Meca dos fiéis da ópera, a pequena cidade de Bayreuth, na Alemanha, é palco todos os anos de um dos maiores festivais do gênero, inteiramente dedicado à obra do alemão Richard Wagner (1813-1883). Durante um mês, o Festspielhaus, o teatro amarelo que o rei Ludwig II mandou construir especialmente para as montagens de Wagner, atrai uma legião de aficionados que chegam a comprar com quatro anos de antecedência os ingressos para a montagem da tetralogia O anel dos nibelungos, carro-chefe da programação. Para marcar os 100 anos do festival, acontecido em 1976, a assinatura do espetáculo foi entregue a dois nomes franceses que marcaram época: o maestro Pierre Boulez, sempre inclinado a inovações, e o encenador e cineasta Patrice Chéreau, diretor do filme A rainha Margot. A montagem, que se repetiu durante quatro anos, foi concebida para se chamar O anel do centenário. Mas logo passou a ser conhecida como O anel do século, a maior já feita sobre a famosa saga germânica. É justamente esta jóia da música lírica, primeira documentação integral do ciclo, que acaba de chegar às lojas em quatro DVDs – O ouro do Reno, A valquíria, Siegfried e O crepúsculo dos deuses – cada qual trazendo uma das óperas da tetralogia, ou trilogia com um prólogo, como querem alguns.

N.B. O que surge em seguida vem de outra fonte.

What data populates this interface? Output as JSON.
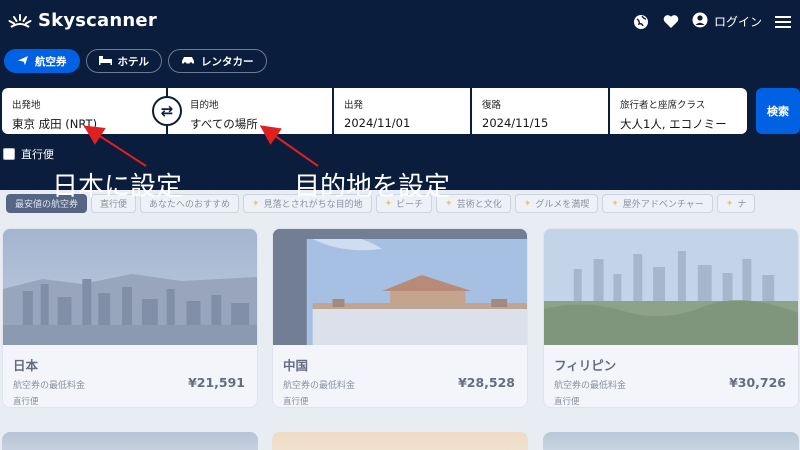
{
  "header": {
    "brand": "Skyscanner",
    "login_label": "ログイン",
    "icons": [
      "globe-icon",
      "heart-icon",
      "user-icon",
      "menu-icon"
    ]
  },
  "tabs": [
    {
      "label": "航空券",
      "icon": "plane-icon",
      "active": true
    },
    {
      "label": "ホテル",
      "icon": "bed-icon",
      "active": false
    },
    {
      "label": "レンタカー",
      "icon": "car-icon",
      "active": false
    }
  ],
  "search": {
    "origin": {
      "label": "出発地",
      "value": "東京 成田 (NRT)"
    },
    "destination": {
      "label": "目的地",
      "value": "すべての場所"
    },
    "depart": {
      "label": "出発",
      "value": "2024/11/01"
    },
    "return": {
      "label": "復路",
      "value": "2024/11/15"
    },
    "travellers": {
      "label": "旅行者と座席クラス",
      "value": "大人1人, エコノミー"
    },
    "button_label": "検索",
    "direct_label": "直行便"
  },
  "annotations": {
    "origin_note": "日本に設定",
    "destination_note": "目的地を設定"
  },
  "chips": [
    {
      "label": "最安値の航空券",
      "active": true,
      "star": false
    },
    {
      "label": "直行便",
      "active": false,
      "star": false
    },
    {
      "label": "あなたへのおすすめ",
      "active": false,
      "star": false
    },
    {
      "label": "見落とされがちな目的地",
      "active": false,
      "star": true
    },
    {
      "label": "ビーチ",
      "active": false,
      "star": true
    },
    {
      "label": "芸術と文化",
      "active": false,
      "star": true
    },
    {
      "label": "グルメを満喫",
      "active": false,
      "star": true
    },
    {
      "label": "屋外アドベンチャー",
      "active": false,
      "star": true
    },
    {
      "label": "ナ",
      "active": false,
      "star": true
    }
  ],
  "cards": [
    {
      "name": "日本",
      "sub": "航空券の最低料金",
      "price": "¥21,591",
      "direct": "直行便"
    },
    {
      "name": "中国",
      "sub": "航空券の最低料金",
      "price": "¥28,528",
      "direct": "直行便"
    },
    {
      "name": "フィリピン",
      "sub": "航空券の最低料金",
      "price": "¥30,726",
      "direct": "直行便"
    }
  ],
  "colors": {
    "background": "#0a1d3c",
    "accent": "#0062e3",
    "annotation_arrow": "#e02020"
  }
}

Com um currículo de cinco montagens wagnerianas, o diretor de teatro Gerald Thomas, em cartaz em São Paulo com a peça Deus ex-machina e os super-ex-heróis na terra do impotente Viagra Falls, comemora o lançamento. “O Anel de Chéreau é a mais genial montagem feita de qualquer ópera jamais montada em todas as épocas”, afirma ele. “É um divisor de

águas o espetáculo que levou o conceito de modernidade para as encenações operísticas.” Thomas foi a Bayreuth assistir a este Anel lendário, em 1980, ano em que gravaram o vídeo que agora ganha versão em DVD, com a banda sonora ampliada do estéreo para o sistema dolby surround. Uma das ousadias de Chéreau foi transferir a ação, originalmente passada num tempo mítico, para a época da revolução industrial, transformando deuses em barões de fraque, adornados por barbas bem desenhadas. Não deu outra: os fiéis da religião wagneriana acolheram a montagem com um sonoro coro de vaias. Mas, para Thomas, a revolução de Chéreau não reside na modernização do enredo. “O grande negócio está na direção do ator-cantor. Antes dele, o que se via eram aqueles gordos que se limitavam a olhar para o maestro e projetar a voz.”

Para o espectador, outro cuidado – agora creditado ao cineasta Brian Large, encarregado da direção de imagens – foi a gravação sem a presença da platéia. Assim, Large pôde subir no palco e fazer vários movimentos de câmera impossíveis numa captação ao vivo. As soluções afastaram a sensação de teatro filmado, tão comum em empreitadas do gênero, e transformaram a longa duração de 14 horas – com exceção do prólogo O ouro do Reno, os três outros títulos ultrapassam as três horas e meia de duração cada um – em momentos de prazer e de rara beleza. Inspirado em lendas nórdicas e germânicas, a tetralogia wagneriana mostra a gênese da humanidade e a decadência dos deuses através da saga de Siegfried, herói nascido do amor incestuoso de dois gêmeos, Siegmund e Sieglinde, descendentes humanos do deus Wotan.

Embora com o tempo tenha ganho importância histórica, ainda hoje a montagem de Chéreau angaria críticas. Um exemplo vem do maestro e diretor artístico da Orquestra Sinfônica do Estado de São Paulo, John Neschling. “É um grande trabalho, mas ele esquematizou demais o Wagner. Tornou o espetáculo datado ao reduzir tudo à luta de classes.” Dentre as outras inovações na montagem de Chéreau, na qual se destacam o barítono Donald McIntyre (Wotan) e a soprano

Gwyneth Jones (Brünnhilde), está o cenário de O ouro do Reno, onde, em vez do rio alemão, se vê uma usina hidrelétrica. Mesmo visual do final, sem as águas, quando é anunciado o apagão do Crepúsculo dos deuses, momento em que Siegfried é morto pelo anão Hagen vestido como um executivo. Chéreau enfatizou o lado político e social embutido na saga, vendo no amaldiçoado anel de poderes ilimitados, roubado e passado de mão em mão, o símbolo da cobiça capitalista. A esquerda, pelo menos, adorou.